Two significant northern English expressions of discontent – the Pilgrimage of Grace of 1536-37 and the rising of 1569 – suggest that the north east of England was particularly resistant to changes enforced by central government, but the people and governments of individual towns and cities varied in their degrees of resistance or conformity. York and Wakefield at any rate continued to perform increasingly unorthodox plays until the 1570s; on the other hand, there is evidence that the East Riding – where Beverley's Corpus Christi cycle had ceased production c.1521 and the Noah play of the Hull Trinity Guild was last performed in the mid-1530s – was perceived at least to be easily conformist.
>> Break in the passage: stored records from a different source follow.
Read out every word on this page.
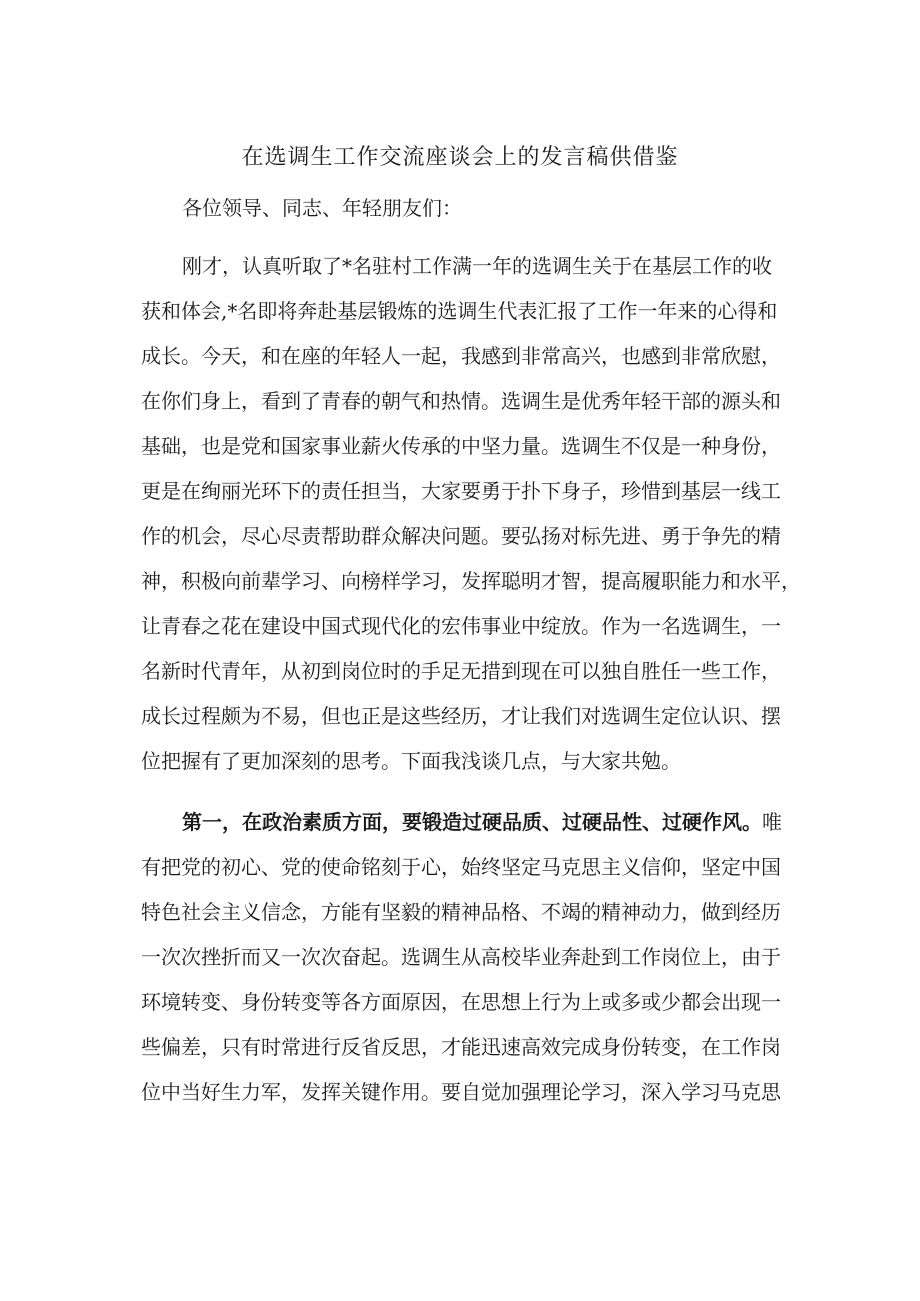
在选调生工作交流座谈会上的发言稿供借鉴
各位领导、同志、年轻朋友们：
刚才，认真听取了*名驻村工作满一年的选调生关于在基层工作的收
获和体会,*名即将奔赴基层锻炼的选调生代表汇报了工作一年来的心得和
成长。今天，和在座的年轻人一起，我感到非常高兴，也感到非常欣慰，
在你们身上，看到了青春的朝气和热情。选调生是优秀年轻干部的源头和
基础，也是党和国家事业薪火传承的中坚力量。选调生不仅是一种身份，
更是在绚丽光环下的责任担当，大家要勇于扑下身子，珍惜到基层一线工
作的机会，尽心尽责帮助群众解决问题。要弘扬对标先进、勇于争先的精
神，积极向前辈学习、向榜样学习，发挥聪明才智，提高履职能力和水平，
让青春之花在建设中国式现代化的宏伟事业中绽放。作为一名选调生，一
名新时代青年，从初到岗位时的手足无措到现在可以独自胜任一些工作，
成长过程颇为不易，但也正是这些经历，才让我们对选调生定位认识、摆
位把握有了更加深刻的思考。下面我浅谈几点，与大家共勉。
第一，在政治素质方面，要锻造过硬品质、过硬品性、过硬作风。唯
有把党的初心、党的使命铭刻于心，始终坚定马克思主义信仰，坚定中国
特色社会主义信念，方能有坚毅的精神品格、不竭的精神动力，做到经历
一次次挫折而又一次次奋起。选调生从高校毕业奔赴到工作岗位上，由于
环境转变、身份转变等各方面原因，在思想上行为上或多或少都会出现一
些偏差，只有时常进行反省反思，才能迅速高效完成身份转变，在工作岗
位中当好生力军，发挥关键作用。要自觉加强理论学习，深入学习马克思
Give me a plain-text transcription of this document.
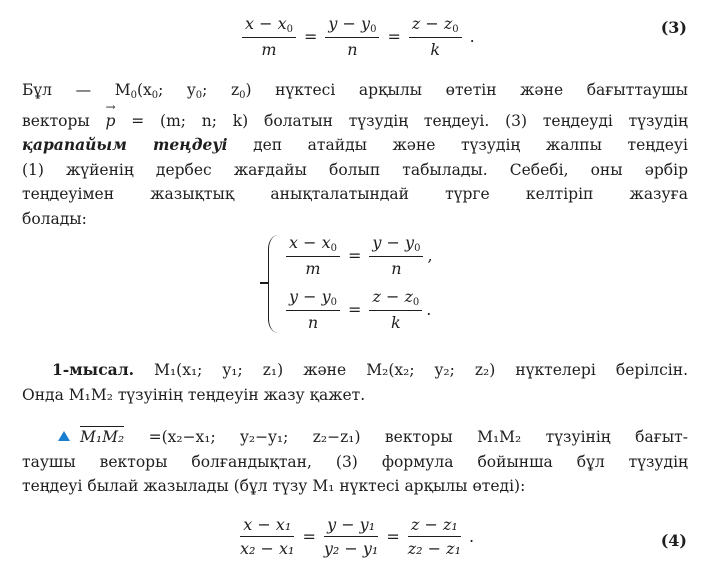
$\frac{x - x_0}{m} = \frac{y - y_0}{n} = \frac{z - z_0}{k}$ .	(3)
Бұл — $M_0(x_0$; $y_0$; $z_0$) нүктесі арқылы өтетін және бағыттаушы
векторы → p = (m; n; k) болатын түзудің теңдеуі. (3) теңдеуді түзудің
қарапайым теңдеуі деп атайды және түзудің жалпы теңдеуі
(1) жүйенің дербес жағдайы болып табылады. Себебі, оны әрбір
теңдеуімен жазықтық анықталатындай түрге келтіріп жазуға
болады:
$\frac{x - x_0}{m} = \frac{y - y_0}{n}$ ,
$\frac{y - y_0}{n} = \frac{z - z_0}{k}$ .
1-мысал. M₁(x₁; y₁; z₁) және M₂(x₂; y₂; z₂) нүктелері берілсін.
Онда M₁M₂ түзуінің теңдеуін жазу қажет.
M₁M₂ =(x₂−x₁; y₂−y₁; z₂−z₁) векторы M₁M₂ түзуінің бағыт-
таушы векторы болғандықтан, (3) формула бойынша бұл түзудің
теңдеуі былай жазылады (бұл түзу M₁ нүктесі арқылы өтеді):
$\frac{\text{x − x₁}}{\text{x₂ − x₁}} = \frac{\text{y − y₁}}{\text{y₂ − y₁}} = \frac{\text{z − z₁}}{\text{z₂ − z₁}}$ .	(4)
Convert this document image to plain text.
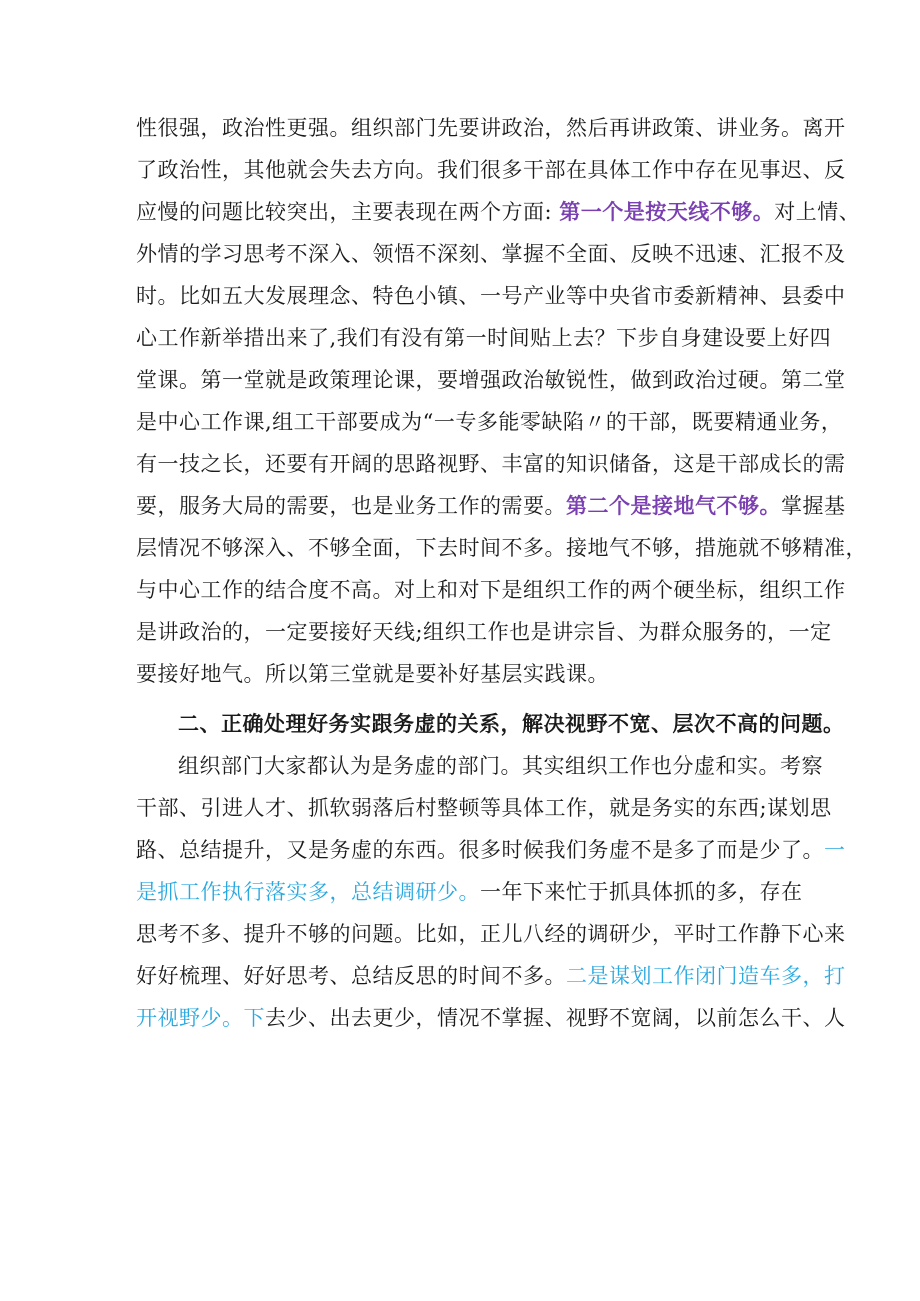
性很强，政治性更强。组织部门先要讲政治，然后再讲政策、讲业务。离开
了政治性，其他就会失去方向。我们很多干部在具体工作中存在见事迟、反
应慢的问题比较突出，主要表现在两个方面: 第一个是按天线不够。对上情、
外情的学习思考不深入、领悟不深刻、掌握不全面、反映不迅速、汇报不及
时。比如五大发展理念、特色小镇、一号产业等中央省市委新精神、县委中
心工作新举措出来了,我们有没有第一时间贴上去？下步自身建设要上好四
堂课。第一堂就是政策理论课，要增强政治敏锐性，做到政治过硬。第二堂
是中心工作课,组工干部要成为“一专多能零缺陷〃的干部，既要精通业务，
有一技之长，还要有开阔的思路视野、丰富的知识储备，这是干部成长的需
要，服务大局的需要，也是业务工作的需要。第二个是接地气不够。掌握基
层情况不够深入、不够全面，下去时间不多。接地气不够，措施就不够精准，
与中心工作的结合度不高。对上和对下是组织工作的两个硬坐标，组织工作
是讲政治的，一定要接好天线;组织工作也是讲宗旨、为群众服务的，一定
要接好地气。所以第三堂就是要补好基层实践课。
二、正确处理好务实跟务虚的关系，解决视野不宽、层次不高的问题。
组织部门大家都认为是务虚的部门。其实组织工作也分虚和实。考察
干部、引进人才、抓软弱落后村整顿等具体工作，就是务实的东西;谋划思
路、总结提升，又是务虚的东西。很多时候我们务虚不是多了而是少了。一
是抓工作执行落实多，总结调研少。一年下来忙于抓具体抓的多，存在
思考不多、提升不够的问题。比如，正儿八经的调研少，平时工作静下心来
好好梳理、好好思考、总结反思的时间不多。二是谋划工作闭门造车多，打
开视野少。下去少、出去更少，情况不掌握、视野不宽阔，以前怎么干、人
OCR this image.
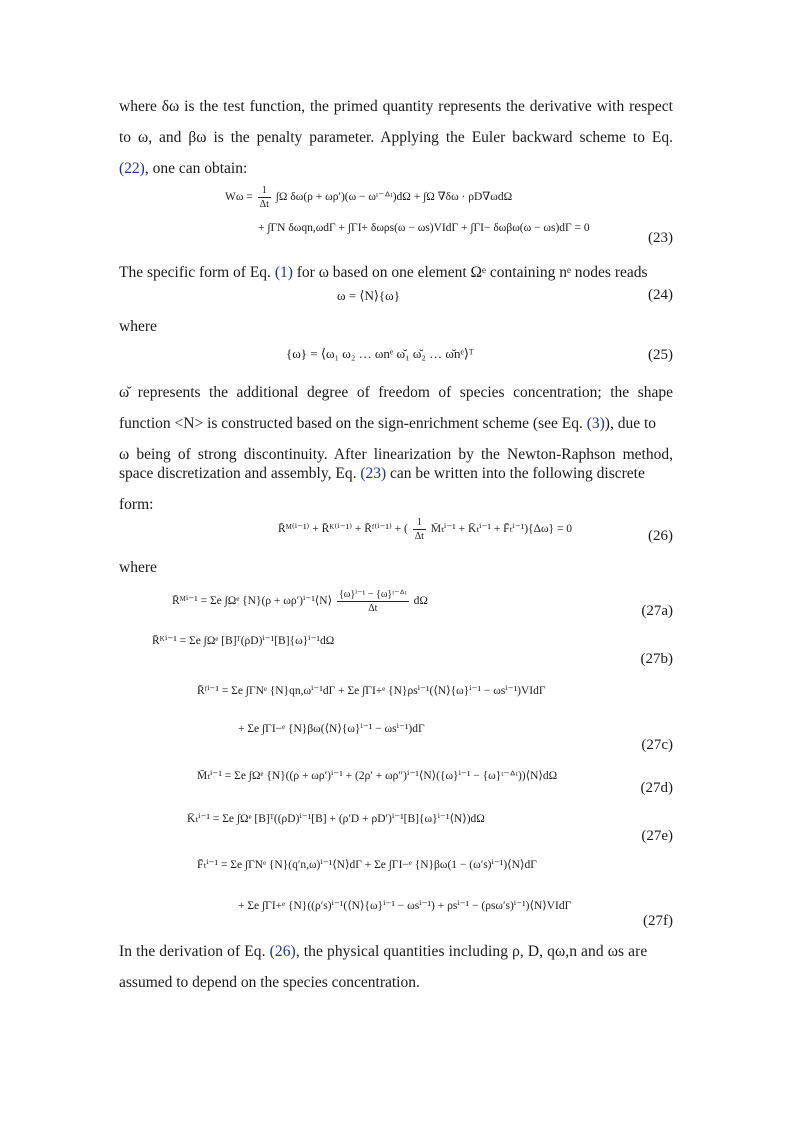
where δω is the test function, the primed quantity represents the derivative with respect
to ω, and βω is the penalty parameter. Applying the Euler backward scheme to Eq.
(22), one can obtain:
$W\omega = \frac{1}{\Delta t} \int\Omega$ δω(ρ + ωρ′)(ω − ωᵗ⁻ᐞᵗ)dΩ + ∫Ω ∇δω · ρD∇ωdΩ
+ ∫ΓN δωqn,ωdΓ + ∫ΓI+ δωρs(ω − ωs)VIdΓ + ∫ΓI− δωβω(ω − ωs)dΓ = 0
(23)
The specific form of Eq. (1) for ω based on one element Ωᵉ containing nᵉ nodes reads
ω = ⟨N⟩{ω}	(24)
where
{ω} = ⟨ω₁ ω₂ … ωnᵉ ω̆₁ ω̆₂ … ω̆nᵉ⟩ᵀ	(25)
ω̆ represents the additional degree of freedom of species concentration; the shape
function <N> is constructed based on the sign-enrichment scheme (see Eq. (3)), due to
ω being of strong discontinuity. After linearization by the Newton-Raphson method,
space discretization and assembly, Eq. (23) can be written into the following discrete
form:
R̄ᴹ⁽ⁱ⁻¹⁾ + R̄ᴷ⁽ⁱ⁻¹⁾ + R̄ᶠ⁽ⁱ⁻¹⁾ + ( $\frac{1}{\Delta t}$ M̄ₜⁱ⁻¹ + K̄ₜⁱ⁻¹ + F̄ₜⁱ⁻¹){Δω} = 0	(26)
where
R̄ᴹⁱ⁻¹ = Σe ∫Ωᵉ {N}(ρ + ωρ′)ⁱ⁻¹⟨N⟩ $\frac{\text{\{ω\}ⁱ⁻¹ − \{ω\}ᵗ⁻ᐞᵗ}}{\Delta t}$ dΩ
(27a)
R̄ᴷⁱ⁻¹ = Σe ∫Ωᵉ [B]ᵀ(ρD)ⁱ⁻¹[B]{ω}ⁱ⁻¹dΩ
(27b)
R̄ᶠⁱ⁻¹ = Σe ∫ΓNᵉ {N}qn,ωⁱ⁻¹dΓ + Σe ∫ΓI+ᵉ {N}ρsⁱ⁻¹(⟨N⟩{ω}ⁱ⁻¹ − ωsⁱ⁻¹)VIdΓ
+ Σe ∫ΓI−ᵉ {N}βω(⟨N⟩{ω}ⁱ⁻¹ − ωsⁱ⁻¹)dΓ
(27c)
M̄ₜⁱ⁻¹ = Σe ∫Ωᵉ {N}((ρ + ωρ′)ⁱ⁻¹ + (2ρ′ + ωρ″)ⁱ⁻¹⟨N⟩({ω}ⁱ⁻¹ − {ω}ᵗ⁻ᐞᵗ))⟨N⟩dΩ
(27d)
K̄ₜⁱ⁻¹ = Σe ∫Ωᵉ [B]ᵀ((ρD)ⁱ⁻¹[B] + (ρ′D + ρD′)ⁱ⁻¹[B]{ω}ⁱ⁻¹⟨N⟩)dΩ
(27e)
F̄ₜⁱ⁻¹ = Σe ∫ΓNᵉ {N}(q′n,ω)ⁱ⁻¹⟨N⟩dΓ + Σe ∫ΓI−ᵉ {N}βω(1 − (ω′s)ⁱ⁻¹)⟨N⟩dΓ
+ Σe ∫ΓI+ᵉ {N}((ρ′s)ⁱ⁻¹(⟨N⟩{ω}ⁱ⁻¹ − ωsⁱ⁻¹) + ρsⁱ⁻¹ − (ρsω′s)ⁱ⁻¹)⟨N⟩VIdΓ
(27f)
In the derivation of Eq. (26), the physical quantities including ρ, D, qω,n and ωs are
assumed to depend on the species concentration.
This paper will examine REED and other records of drama (as well as music and festive activity) mainly from Yorkshire, for evidence of how local councils attempted to negotiate, in their management of their plays and other public shows, the changing demands for conformity to a frequently revised definition of orthodoxy. Beyond that, it will investigate the possibility that communities with thriving local traditions of drama and entertainment were less conformist to the Reformation than others.

Paper -c:
This paper will consider how civic ceremony defines and occupies the city, demarcating a privileged space, but also how in its characterisation of civic life, it exposes the city as a locus of social transgression, vice and corruption, and develops its own particular poetic discourses to serve this end.